In 2006, having heard that "most people consider being black and from a working class background to be a problem", Diallo founded the association, The Indivisibles. "People's looks seemed to associate me with a certain image and uncomfortable stereotypes." "When we were young, my brother and I had never asked ourselves, 'Where do we come from?', until we were asked by others". Diallo was not bothered by attaching the question to one's origin, but she objects to people placing their own yearning for exoticism over her.
The Indivisibles campaigns to put a stop to "a partition of French citizenship by physical appearance" or by geographical origin. Originally created in secrecy, to "work with institutions such as the French Education Department", the association burst on to the publishing scene in 2009 with a large media exposure programme oriented around their newly created "Y'a bon Awards" recognizing the most outrageous racist statements by French public figures.

Diallo became a radio and television commentator and in 2011 she published Racism: a guide, in the philosopher Vincent Cespedes' collection. "France is my country. I know Paris better than Senegal. But how should she behave in a "structurally racist" environment? Mentalities need to change. Especially in the media, when their coverage of a news story focuses solely on a defendant's skin color or geographical origin".
Exposing Islamophobia holds an increasingly important place in her reasoning:
"We only speak of secular education when the subject is Islam (and not in regard to any other religion), a religion we are led to believe is only practiced in France by sexist and violent fundamentalists of North African origin."

=== Activity since 2004 ===
In 2002, Diallo took part in different humorous short-films by the group Une case en moins, as an actress, singer and songwriter.

From 2009 to 2013, she was a commentator for La Matinale on Canal+, and from 2009 on RTL (French radio station).
In March 2010, she was chosen to participate in the International Visitor Leadership Program and as a guest of the US Government.
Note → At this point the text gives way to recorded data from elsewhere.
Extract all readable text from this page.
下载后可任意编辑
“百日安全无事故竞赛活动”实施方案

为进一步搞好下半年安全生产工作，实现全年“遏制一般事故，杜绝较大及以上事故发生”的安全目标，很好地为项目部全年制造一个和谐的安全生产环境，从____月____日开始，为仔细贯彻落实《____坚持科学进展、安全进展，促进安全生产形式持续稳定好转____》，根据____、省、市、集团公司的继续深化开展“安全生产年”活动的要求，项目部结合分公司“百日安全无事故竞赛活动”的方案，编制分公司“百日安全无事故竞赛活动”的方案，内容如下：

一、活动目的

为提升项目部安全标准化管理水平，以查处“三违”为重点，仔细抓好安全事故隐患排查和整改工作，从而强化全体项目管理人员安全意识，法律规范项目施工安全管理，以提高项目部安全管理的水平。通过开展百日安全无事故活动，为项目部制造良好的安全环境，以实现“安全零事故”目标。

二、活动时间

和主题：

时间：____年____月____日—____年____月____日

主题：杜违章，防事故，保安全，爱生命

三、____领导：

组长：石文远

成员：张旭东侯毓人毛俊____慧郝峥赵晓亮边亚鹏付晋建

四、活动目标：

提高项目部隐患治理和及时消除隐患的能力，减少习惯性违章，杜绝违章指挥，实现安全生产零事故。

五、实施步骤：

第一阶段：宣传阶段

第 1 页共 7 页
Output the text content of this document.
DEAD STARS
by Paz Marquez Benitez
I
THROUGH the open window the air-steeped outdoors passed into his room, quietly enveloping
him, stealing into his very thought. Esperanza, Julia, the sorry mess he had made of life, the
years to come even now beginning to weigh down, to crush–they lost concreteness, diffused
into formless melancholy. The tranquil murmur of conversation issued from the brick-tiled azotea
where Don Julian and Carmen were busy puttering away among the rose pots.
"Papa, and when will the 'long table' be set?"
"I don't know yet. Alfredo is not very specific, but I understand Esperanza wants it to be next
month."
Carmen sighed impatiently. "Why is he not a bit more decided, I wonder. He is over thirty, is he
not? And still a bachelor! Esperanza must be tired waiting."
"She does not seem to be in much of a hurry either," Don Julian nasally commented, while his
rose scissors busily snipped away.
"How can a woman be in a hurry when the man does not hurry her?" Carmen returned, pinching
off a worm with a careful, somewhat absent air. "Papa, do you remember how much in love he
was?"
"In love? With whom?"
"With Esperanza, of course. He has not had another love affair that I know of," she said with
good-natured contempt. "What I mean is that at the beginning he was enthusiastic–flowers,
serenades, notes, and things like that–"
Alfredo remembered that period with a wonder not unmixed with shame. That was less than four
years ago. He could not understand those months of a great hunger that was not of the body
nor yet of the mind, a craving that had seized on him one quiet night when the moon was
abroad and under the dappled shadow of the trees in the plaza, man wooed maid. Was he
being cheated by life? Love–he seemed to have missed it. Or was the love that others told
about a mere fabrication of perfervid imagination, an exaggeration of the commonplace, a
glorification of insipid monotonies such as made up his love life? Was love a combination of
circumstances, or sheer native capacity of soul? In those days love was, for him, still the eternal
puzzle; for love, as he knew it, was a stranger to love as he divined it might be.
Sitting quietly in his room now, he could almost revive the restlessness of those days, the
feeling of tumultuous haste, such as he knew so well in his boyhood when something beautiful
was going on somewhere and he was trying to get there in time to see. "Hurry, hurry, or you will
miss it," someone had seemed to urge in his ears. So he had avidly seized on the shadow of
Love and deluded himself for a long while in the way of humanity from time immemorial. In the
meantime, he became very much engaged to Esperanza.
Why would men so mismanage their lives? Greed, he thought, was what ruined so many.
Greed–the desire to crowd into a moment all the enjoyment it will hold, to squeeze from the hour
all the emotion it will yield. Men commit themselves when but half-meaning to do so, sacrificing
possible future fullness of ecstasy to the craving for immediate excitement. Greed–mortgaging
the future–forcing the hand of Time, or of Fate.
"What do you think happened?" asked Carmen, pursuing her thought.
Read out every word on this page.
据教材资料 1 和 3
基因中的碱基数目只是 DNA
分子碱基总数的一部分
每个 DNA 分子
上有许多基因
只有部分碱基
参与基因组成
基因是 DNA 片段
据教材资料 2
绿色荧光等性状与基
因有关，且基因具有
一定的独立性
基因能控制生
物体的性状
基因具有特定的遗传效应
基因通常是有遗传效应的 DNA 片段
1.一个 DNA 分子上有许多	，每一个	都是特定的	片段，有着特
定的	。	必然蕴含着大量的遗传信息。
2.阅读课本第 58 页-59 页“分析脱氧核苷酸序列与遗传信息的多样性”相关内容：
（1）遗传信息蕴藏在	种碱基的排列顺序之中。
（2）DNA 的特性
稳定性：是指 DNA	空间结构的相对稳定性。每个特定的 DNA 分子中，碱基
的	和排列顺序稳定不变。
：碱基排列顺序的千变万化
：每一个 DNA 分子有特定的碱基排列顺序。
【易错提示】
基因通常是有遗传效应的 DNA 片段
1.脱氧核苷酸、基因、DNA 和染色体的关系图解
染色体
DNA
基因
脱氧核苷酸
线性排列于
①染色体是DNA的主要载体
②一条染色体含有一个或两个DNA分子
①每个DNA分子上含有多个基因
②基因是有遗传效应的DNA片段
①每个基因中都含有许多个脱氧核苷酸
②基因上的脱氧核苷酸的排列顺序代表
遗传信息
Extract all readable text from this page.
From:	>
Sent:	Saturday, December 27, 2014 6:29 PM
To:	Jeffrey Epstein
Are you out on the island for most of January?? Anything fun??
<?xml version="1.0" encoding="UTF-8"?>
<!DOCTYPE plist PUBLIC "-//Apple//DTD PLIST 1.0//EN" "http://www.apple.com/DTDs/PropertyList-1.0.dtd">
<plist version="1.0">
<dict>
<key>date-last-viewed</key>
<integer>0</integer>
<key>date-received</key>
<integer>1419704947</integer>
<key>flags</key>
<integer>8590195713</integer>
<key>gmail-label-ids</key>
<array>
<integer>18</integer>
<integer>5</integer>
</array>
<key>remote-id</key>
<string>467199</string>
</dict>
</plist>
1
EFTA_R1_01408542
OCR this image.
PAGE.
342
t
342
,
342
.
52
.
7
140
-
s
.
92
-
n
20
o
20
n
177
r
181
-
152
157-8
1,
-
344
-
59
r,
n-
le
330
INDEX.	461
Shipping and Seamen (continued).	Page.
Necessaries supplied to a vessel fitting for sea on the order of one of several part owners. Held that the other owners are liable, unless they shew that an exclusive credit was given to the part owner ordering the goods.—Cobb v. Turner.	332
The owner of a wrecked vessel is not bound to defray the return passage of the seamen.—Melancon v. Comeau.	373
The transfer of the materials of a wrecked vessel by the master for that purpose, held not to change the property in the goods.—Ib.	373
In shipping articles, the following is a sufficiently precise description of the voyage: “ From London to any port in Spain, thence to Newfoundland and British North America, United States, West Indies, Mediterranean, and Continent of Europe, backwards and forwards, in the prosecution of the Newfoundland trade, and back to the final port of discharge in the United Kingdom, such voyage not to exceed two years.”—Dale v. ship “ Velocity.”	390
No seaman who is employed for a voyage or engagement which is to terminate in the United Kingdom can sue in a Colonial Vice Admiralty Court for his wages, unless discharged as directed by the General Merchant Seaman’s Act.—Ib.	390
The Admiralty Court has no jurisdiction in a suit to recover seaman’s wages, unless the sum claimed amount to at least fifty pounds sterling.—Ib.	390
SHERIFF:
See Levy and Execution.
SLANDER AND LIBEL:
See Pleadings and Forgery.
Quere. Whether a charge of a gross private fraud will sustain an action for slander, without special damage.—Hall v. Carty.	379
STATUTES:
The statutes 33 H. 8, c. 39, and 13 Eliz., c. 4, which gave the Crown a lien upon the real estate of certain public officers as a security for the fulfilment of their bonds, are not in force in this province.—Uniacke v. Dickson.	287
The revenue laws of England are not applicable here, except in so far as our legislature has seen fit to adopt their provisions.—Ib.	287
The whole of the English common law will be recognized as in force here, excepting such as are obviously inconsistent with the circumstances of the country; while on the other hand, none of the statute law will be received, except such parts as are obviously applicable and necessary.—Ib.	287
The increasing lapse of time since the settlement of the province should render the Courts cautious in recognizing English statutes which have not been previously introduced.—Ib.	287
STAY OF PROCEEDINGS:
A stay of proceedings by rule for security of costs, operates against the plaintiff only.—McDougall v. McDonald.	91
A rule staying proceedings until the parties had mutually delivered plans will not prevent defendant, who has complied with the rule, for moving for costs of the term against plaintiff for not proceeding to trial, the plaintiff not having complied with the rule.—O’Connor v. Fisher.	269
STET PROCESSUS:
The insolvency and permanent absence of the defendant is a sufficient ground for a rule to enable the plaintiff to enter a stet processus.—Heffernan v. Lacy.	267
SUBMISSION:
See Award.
She visited the country to study its diversity.

With four other leading figures – François Durpaire, Marc Cheb Sun, Lilian Thuram and Pascal Blanchard – she developed a list of 100 propositions for "a multicultural and post-racial Republic".

Since 2011, Diallo has hosted Fresh Cultures on the Mouv' (French radio station); she also hosted and co-directed a monthly show Égaux mais pas trop ("Equals but not too much") on LCP.

In March 2014, she published an editorial opinion piece in the weekly review Politis for International Women's Day.

== Journalism ==
=== Press ===
Along with other personalities (Audrey Pulvar, Lilian Thuram, Pascal Blanchard...), she is featured in the October 2011 issue of Respect Mag magazine entitled "100% Blacks in France ". She has produced several reports for the French press, such as on women in Bahrain and on racism in Tunisia for Les Inrocks, or on the Black Lives Matter movement, which made the front page of the newspaper Libération.

Diallo also writes articles for the international press: The Washington Post, The Guardian and Al Jazeera.

=== Radio ===
She has been a columnist since 2009 on RTL.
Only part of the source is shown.